American actor and singer (1927–2018)

Paul Lavern Cummings (August 17, 1927 – March 23, 2018), better known by his stage name Lavern Cummings, was an American singer, actor, and female impersonator. Known as the "Sophisticate of Song," Cummings was a major star of the mid-20th-century drag circuit. He was particularly renowned for his "split-voice" ability, performing in a clear soprano before dropping into a rich baritone to surprise audiences. He was a headliner at the famous Finocchio's Club in San Francisco for over 25 years.

== Early life ==
Paul Lavern Cummings was born in Santa Ana, California, on August 17, 1927. His parents, Harry Bell Cummings and Grace Stevens, were strict Protestants.
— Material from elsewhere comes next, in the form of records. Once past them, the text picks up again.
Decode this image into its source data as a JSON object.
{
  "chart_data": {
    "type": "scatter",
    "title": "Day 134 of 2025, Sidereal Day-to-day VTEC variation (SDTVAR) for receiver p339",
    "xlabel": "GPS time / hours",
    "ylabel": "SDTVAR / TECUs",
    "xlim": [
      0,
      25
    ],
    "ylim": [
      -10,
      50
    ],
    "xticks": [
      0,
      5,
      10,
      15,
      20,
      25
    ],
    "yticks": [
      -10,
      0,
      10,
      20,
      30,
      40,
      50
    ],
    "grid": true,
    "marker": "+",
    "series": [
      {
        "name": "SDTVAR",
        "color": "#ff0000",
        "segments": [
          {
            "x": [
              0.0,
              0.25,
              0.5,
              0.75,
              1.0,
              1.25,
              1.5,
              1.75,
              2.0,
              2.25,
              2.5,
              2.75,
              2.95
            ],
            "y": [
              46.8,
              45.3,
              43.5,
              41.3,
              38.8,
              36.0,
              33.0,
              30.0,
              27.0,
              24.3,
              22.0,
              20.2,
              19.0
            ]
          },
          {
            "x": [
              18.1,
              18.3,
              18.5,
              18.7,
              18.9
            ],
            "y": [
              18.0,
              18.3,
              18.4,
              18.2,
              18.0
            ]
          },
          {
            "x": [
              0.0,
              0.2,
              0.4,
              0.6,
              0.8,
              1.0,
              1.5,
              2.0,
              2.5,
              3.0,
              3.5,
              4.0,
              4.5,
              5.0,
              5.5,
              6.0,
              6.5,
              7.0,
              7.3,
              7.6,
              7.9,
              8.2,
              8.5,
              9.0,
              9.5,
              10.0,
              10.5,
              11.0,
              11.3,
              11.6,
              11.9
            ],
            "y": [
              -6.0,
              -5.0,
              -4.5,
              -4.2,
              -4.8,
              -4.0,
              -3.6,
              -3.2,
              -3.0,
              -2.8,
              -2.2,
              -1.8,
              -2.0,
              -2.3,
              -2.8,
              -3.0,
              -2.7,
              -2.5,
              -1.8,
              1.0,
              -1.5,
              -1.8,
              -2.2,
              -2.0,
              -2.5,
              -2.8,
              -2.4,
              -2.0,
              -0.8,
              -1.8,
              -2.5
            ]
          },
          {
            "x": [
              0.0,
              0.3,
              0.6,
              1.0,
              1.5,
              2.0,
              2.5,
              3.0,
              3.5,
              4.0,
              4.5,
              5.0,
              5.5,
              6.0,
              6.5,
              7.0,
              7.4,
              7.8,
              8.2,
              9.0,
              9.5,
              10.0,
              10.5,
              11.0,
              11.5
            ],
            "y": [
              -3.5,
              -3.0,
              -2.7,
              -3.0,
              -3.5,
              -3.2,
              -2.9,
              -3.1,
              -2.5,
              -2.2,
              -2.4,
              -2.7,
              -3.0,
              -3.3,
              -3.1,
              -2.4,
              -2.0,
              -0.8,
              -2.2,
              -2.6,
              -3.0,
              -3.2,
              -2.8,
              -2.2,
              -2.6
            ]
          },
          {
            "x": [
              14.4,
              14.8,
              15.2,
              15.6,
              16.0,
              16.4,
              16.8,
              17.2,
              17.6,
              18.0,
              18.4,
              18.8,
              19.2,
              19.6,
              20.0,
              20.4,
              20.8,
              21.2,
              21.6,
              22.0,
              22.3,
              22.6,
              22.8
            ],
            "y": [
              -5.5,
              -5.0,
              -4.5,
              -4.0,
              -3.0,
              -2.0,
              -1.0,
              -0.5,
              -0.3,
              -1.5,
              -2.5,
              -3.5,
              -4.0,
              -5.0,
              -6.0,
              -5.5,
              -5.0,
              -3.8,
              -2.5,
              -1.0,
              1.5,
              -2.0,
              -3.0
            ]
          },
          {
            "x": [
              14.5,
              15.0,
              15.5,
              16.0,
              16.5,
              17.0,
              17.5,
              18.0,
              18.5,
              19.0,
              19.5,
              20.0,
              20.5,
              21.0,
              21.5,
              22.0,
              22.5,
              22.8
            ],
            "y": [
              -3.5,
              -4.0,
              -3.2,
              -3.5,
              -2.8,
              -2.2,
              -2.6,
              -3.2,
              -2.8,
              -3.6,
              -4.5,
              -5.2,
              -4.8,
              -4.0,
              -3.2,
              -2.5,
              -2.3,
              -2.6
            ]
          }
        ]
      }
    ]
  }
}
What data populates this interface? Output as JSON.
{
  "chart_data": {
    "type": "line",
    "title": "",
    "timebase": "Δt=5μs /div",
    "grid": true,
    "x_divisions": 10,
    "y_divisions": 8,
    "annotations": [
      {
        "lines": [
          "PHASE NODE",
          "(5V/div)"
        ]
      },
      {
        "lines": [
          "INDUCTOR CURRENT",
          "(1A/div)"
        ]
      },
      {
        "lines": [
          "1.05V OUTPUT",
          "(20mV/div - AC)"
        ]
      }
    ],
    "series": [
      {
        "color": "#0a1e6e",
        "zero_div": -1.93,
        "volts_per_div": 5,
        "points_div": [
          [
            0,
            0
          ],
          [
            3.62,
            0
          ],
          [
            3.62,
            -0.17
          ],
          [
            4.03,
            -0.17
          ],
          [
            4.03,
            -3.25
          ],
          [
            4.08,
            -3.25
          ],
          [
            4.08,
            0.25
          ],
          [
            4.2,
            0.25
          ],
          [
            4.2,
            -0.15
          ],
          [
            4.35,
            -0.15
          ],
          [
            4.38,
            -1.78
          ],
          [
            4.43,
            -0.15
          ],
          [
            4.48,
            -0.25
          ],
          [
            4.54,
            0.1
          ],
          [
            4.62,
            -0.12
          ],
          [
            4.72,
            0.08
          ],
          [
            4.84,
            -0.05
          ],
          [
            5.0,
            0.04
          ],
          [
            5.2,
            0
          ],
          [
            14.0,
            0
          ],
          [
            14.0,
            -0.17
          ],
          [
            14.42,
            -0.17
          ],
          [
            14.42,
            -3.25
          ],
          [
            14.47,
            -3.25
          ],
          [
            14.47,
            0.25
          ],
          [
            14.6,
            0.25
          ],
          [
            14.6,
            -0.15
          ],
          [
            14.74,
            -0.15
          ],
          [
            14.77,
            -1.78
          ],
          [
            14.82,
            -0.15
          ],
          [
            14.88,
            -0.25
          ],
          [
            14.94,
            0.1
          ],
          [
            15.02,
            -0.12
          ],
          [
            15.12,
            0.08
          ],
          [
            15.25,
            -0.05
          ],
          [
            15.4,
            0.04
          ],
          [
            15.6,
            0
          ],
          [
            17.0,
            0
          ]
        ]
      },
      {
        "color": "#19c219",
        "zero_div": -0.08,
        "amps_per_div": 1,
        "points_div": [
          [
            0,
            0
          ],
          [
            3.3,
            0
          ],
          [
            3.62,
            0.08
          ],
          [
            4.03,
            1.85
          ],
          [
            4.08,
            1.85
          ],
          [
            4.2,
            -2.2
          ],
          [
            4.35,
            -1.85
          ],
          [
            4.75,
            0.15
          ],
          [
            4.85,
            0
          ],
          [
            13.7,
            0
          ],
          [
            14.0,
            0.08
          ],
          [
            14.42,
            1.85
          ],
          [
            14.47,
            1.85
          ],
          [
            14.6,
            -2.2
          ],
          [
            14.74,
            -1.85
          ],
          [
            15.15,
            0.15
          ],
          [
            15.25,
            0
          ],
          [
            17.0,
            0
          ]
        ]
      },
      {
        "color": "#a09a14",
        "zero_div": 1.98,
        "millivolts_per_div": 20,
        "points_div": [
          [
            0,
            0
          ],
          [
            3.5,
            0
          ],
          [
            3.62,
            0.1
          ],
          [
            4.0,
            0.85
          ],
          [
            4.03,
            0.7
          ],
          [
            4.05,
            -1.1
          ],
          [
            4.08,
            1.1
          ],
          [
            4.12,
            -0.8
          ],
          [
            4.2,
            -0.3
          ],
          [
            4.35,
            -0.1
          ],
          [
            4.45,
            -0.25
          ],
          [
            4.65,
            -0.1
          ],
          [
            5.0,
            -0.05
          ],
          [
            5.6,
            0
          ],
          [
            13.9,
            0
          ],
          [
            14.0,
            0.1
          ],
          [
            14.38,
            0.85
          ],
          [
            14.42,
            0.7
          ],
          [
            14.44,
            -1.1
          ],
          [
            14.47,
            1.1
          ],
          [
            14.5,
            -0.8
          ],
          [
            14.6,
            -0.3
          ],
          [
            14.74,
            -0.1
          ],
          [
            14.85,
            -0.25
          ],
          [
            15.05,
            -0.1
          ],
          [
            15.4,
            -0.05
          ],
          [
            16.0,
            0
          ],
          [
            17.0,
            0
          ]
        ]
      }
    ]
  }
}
Cummings discovered his vocal range while singing in his high school choir, where he often was conflicted with his teachers who wanted him to sing baritone while he preferred the soprano register.

== Career ==
=== Early years and Jewel Box Revue ===
After high school, Cummings auditioned at the Club Continental, a West Hollywood venue reportedly controlled by Mickey Cohen. In 1950, he moved to Miami to join the Jewel Box Revue, a groundbreaking, racially integrated traveling troupe of female impersonators. He toured with the Revue until 1956, performing in venues across the United States, including New York, Pennsylvania, and Washington.

=== Finocchio's Club ===
In 1956, Cummings joined the cast of Finocchio's Club in San Francisco. He became one of the club's most famous and highest-paid contract performers, staying for 26 years until 1982. Unlike many contemporaries who used wigs, Cummings often styled his own hair for his performances and was noted for his high-fashion gowns and sophisticated stage presence.

=== Acting and later life ===
Cummings appeared as a female impersonator in the 1979 television movie The Golden Gate Murders. After retiring from Finocchio's in 1982, he worked at The Emporium department store in San Francisco before moving to Las Vegas in 1996. In Las Vegas, he continued to work as an actor and extra in various productions.

== Personal life ==
He was raised by strict Protestant parents, Harry Bell Cummings and Grace Stevens. While his parents eventually saw photographs of him in his stage attire, they never saw him perform live.

His social and personal life was closely tied to his colleagues in the entertainment industry; he maintained deep, decades-long friendships with fellow performers such as David de Alba and Holly White. Even in his later years in Las Vegas, he remained active and ambitious, reportedly planning a small-scale stage comeback shortly before his death at age 90.

== Death ==
Cummings died on March 23, 2018, at the age of 90, after being struck by a vehicle in a crosswalk in Charleston Boulevard near Decatur Boulevard in Las Vegas.

== Filmography ==
=== Television ===

| Year | Title | Role | Notes |
|---|---|---|---|
| 1979 | The Golden Gate Murders | Lavern Smith | TV movie |

== Legacy ==
His personal archive, the Paul Lavern Cummings Papers, is held at the UNLV University Libraries. The collection includes over nine boxes of photographs, sheet music, and correspondence documenting the history of female impersonation in America.